Derby were far from beaten in the game going into the final quarter and another decent move down the right flank, with Jeremy Millenstead again spreading the ball wide to Marsden, only for the winger to be flagged off-side. 71 minutes into the game, the ball was played forward to the Dalziel again, the skipper doing well to beat his man and pass into the box to James, who did well to get a shot away drawing another fine save from Atkinson low down to his right hand side. Moments later, Derby again attacked down their left through Dalziel, who beat the right back and pushed on towards the penalty area. Being closed down by the impressive Anderson, his attempted cross was blocked by the Doncaster defender resulting in fervent claims for hand-ball. Using bad language in his appeal, Dalziel found his name being recorded in the referee’s book, although the pernicious use of the same language by the referee seemed a little unnecessary.

Maintaining their attacking intent, Derby attacked again down the left with a ball coming into the box for Christopher Naylor to meet, only for the shot to miss the goal to the right hand side. Further attacks followed with Sykes and Marsden in particular attacking good crosses into the boxes, only for Atkinson to keep them out or the ball to bounce to safety after hitting the bar.

With tension rising in the dying embers of the game, and Doncaster trying to play a high line in defence, another good ball up to Sykes drew a heavy challenge from Anderson, giving away a free kick just inside the Doncaster half. The resulting free kick was again floated beautifully into the box where Reay and then Marsden challenged in the air. With the ball lose in the penalty area, Derby's Jan Creswell tried to get to the ball around Anderson, only for the defender to use his strength to hold him off. To the surprise of most people at the ground, Assistant Referee Robins was holding his flag across his chest indicating a penalty kick.
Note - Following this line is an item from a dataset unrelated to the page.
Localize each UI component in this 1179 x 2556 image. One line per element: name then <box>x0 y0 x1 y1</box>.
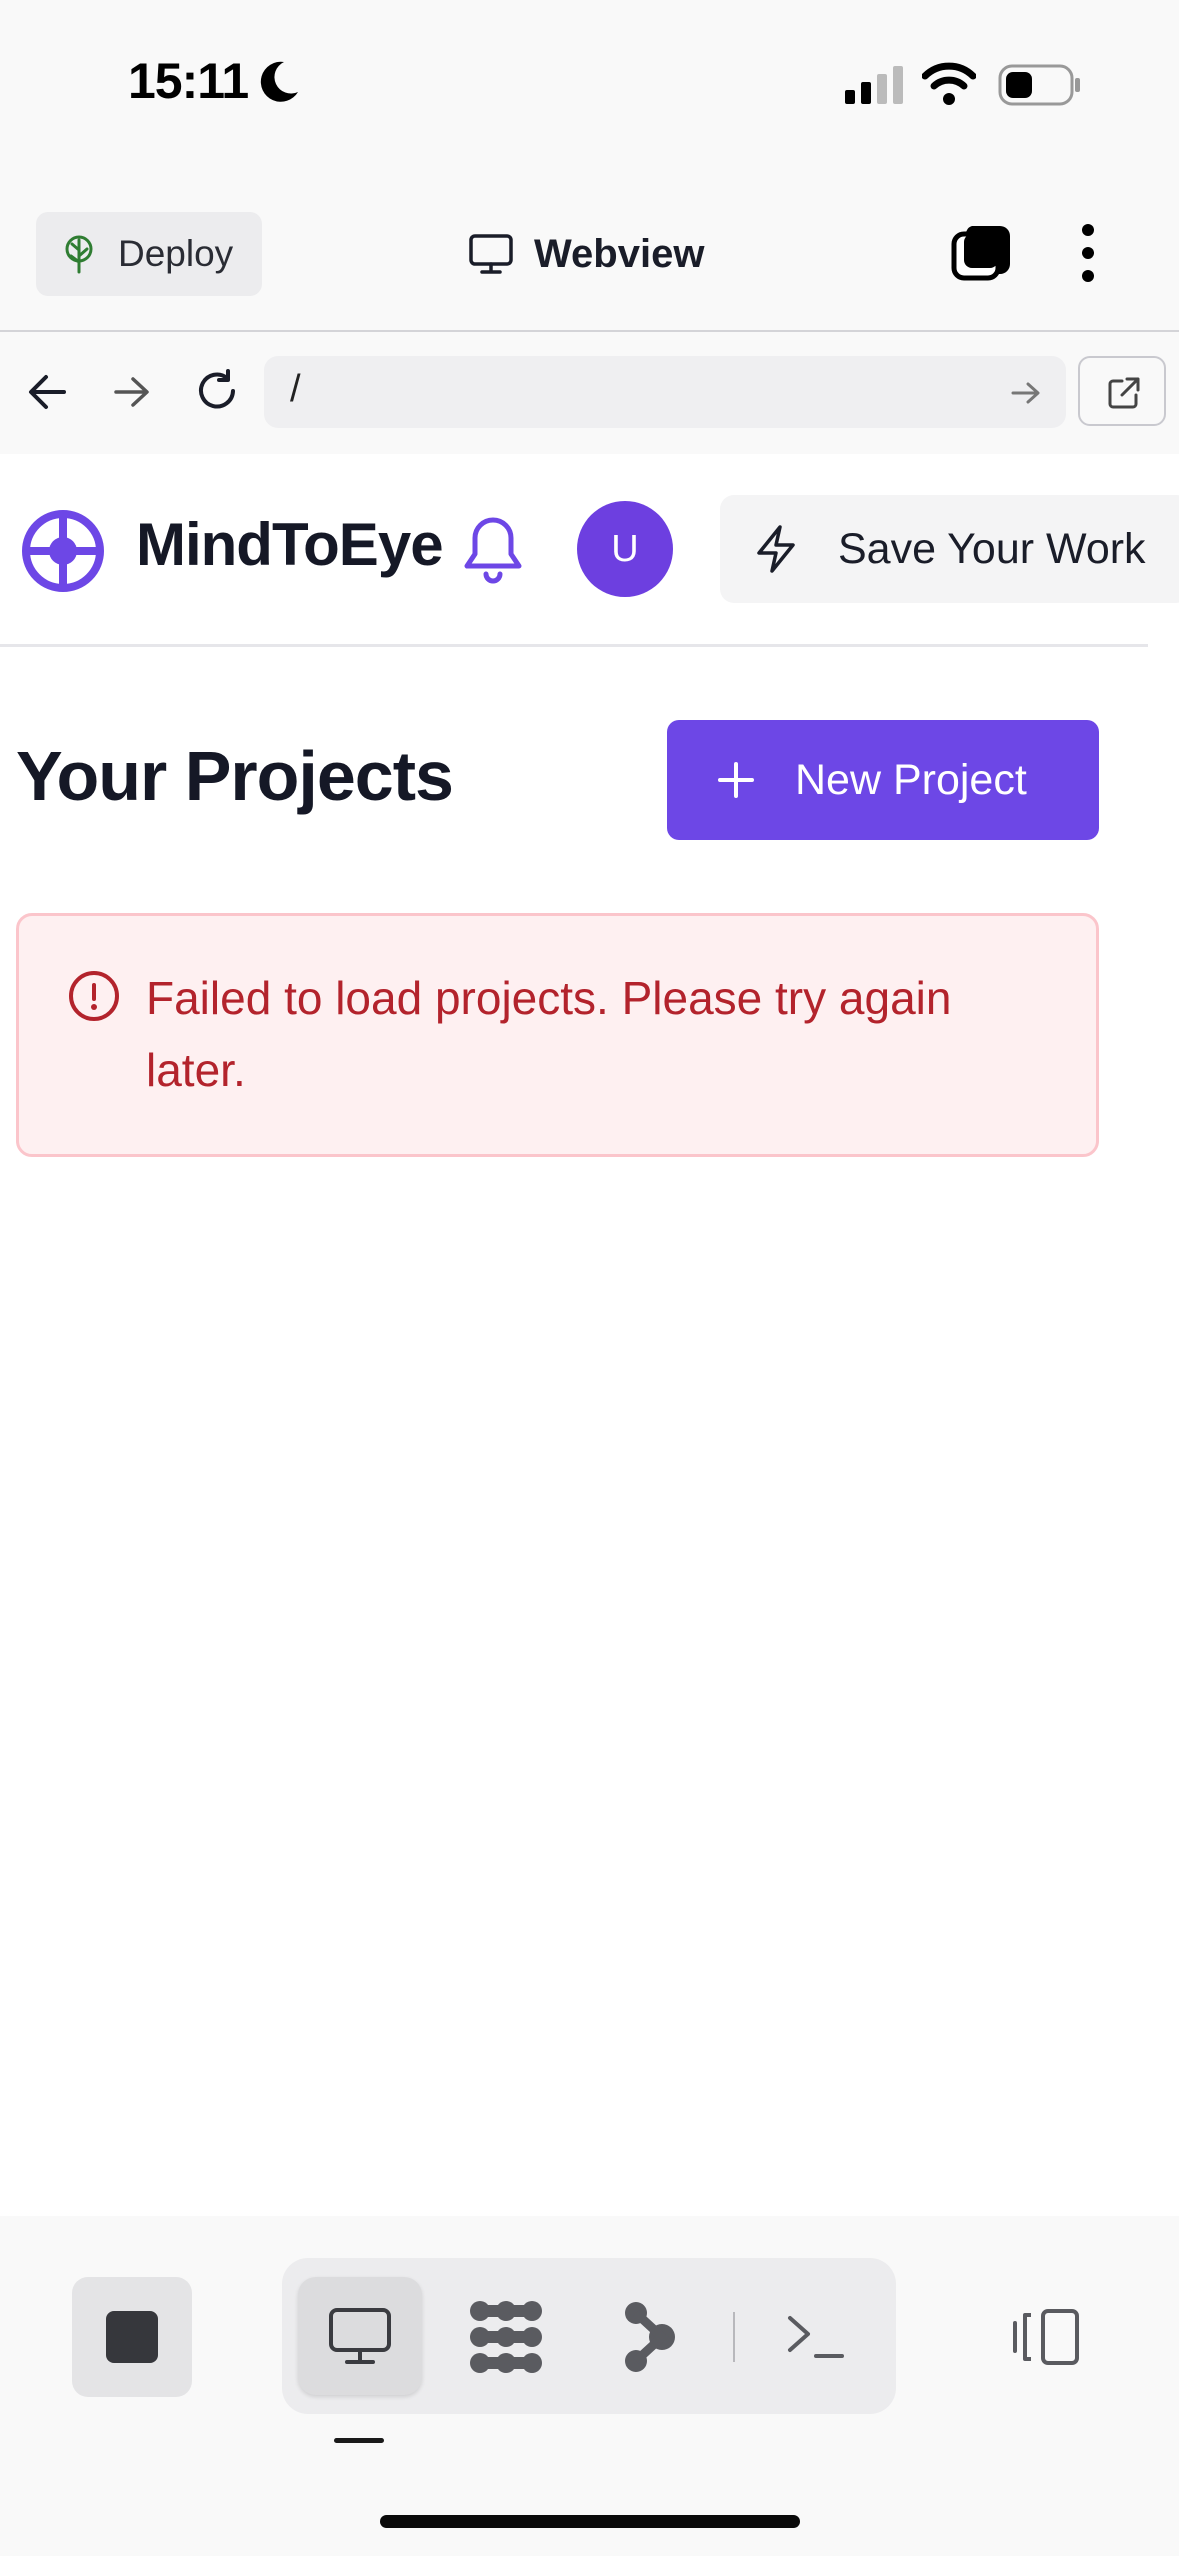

‚ÄčTense moments followed, with gamesmanship being used by both sides and the officials struggling to maintain order. With the ball finally on the right spot and the goalkeeper on his line, Dalziel finally took the penalty shooting to the bottom left corner of the goal, which keeper Atkinson did supremely well to save. Swamped by his jubilant teammates, realisation kicked in that Assistant Referee Robins was indicating an infringement had occurred and the penalty should be re-taken. Bemused, some of the Doncaster team tried to challenge the decision by asking Robins to review video footage of the game. Taking an age to bring order, Derby were about to use a different player to take the penalty when a steward pointed that out to the officials, with the referee then demanding amidst further protest, that the original penalty taker had to take the kick.

Amongst the tension and chaos, when Dalziel subsequently re-took the kick, he stuttered on his run-up and pulled the ball tamely wide of the left upright, maintaining Doncaster’s lead in the game.

Moments later the referee blew her whistle to mark the end of the game, Doncaster winning the Cup for the 5th time in a tense and well fought contest. Derby had acquitted themselves well during the game and will undoubtedly benefit from their experience. Amidst jubilant scenes, John Atkinson received the Cup from Robert Taylor to joyous scenes from his team mates. In a tough decision, Robert Taylor awarded the Man of the Match Award to Seon Anderson for a strong defensive display.

Our compliments go to the Doncaster team for winning the Cup, but also to Derby for putting up such a spirited contest. Credit must also go to the organisers from England Deaf Football for putting on such a fantastic day and to Maidstone United Football Club for being such warm hosts and managing the event so expertly.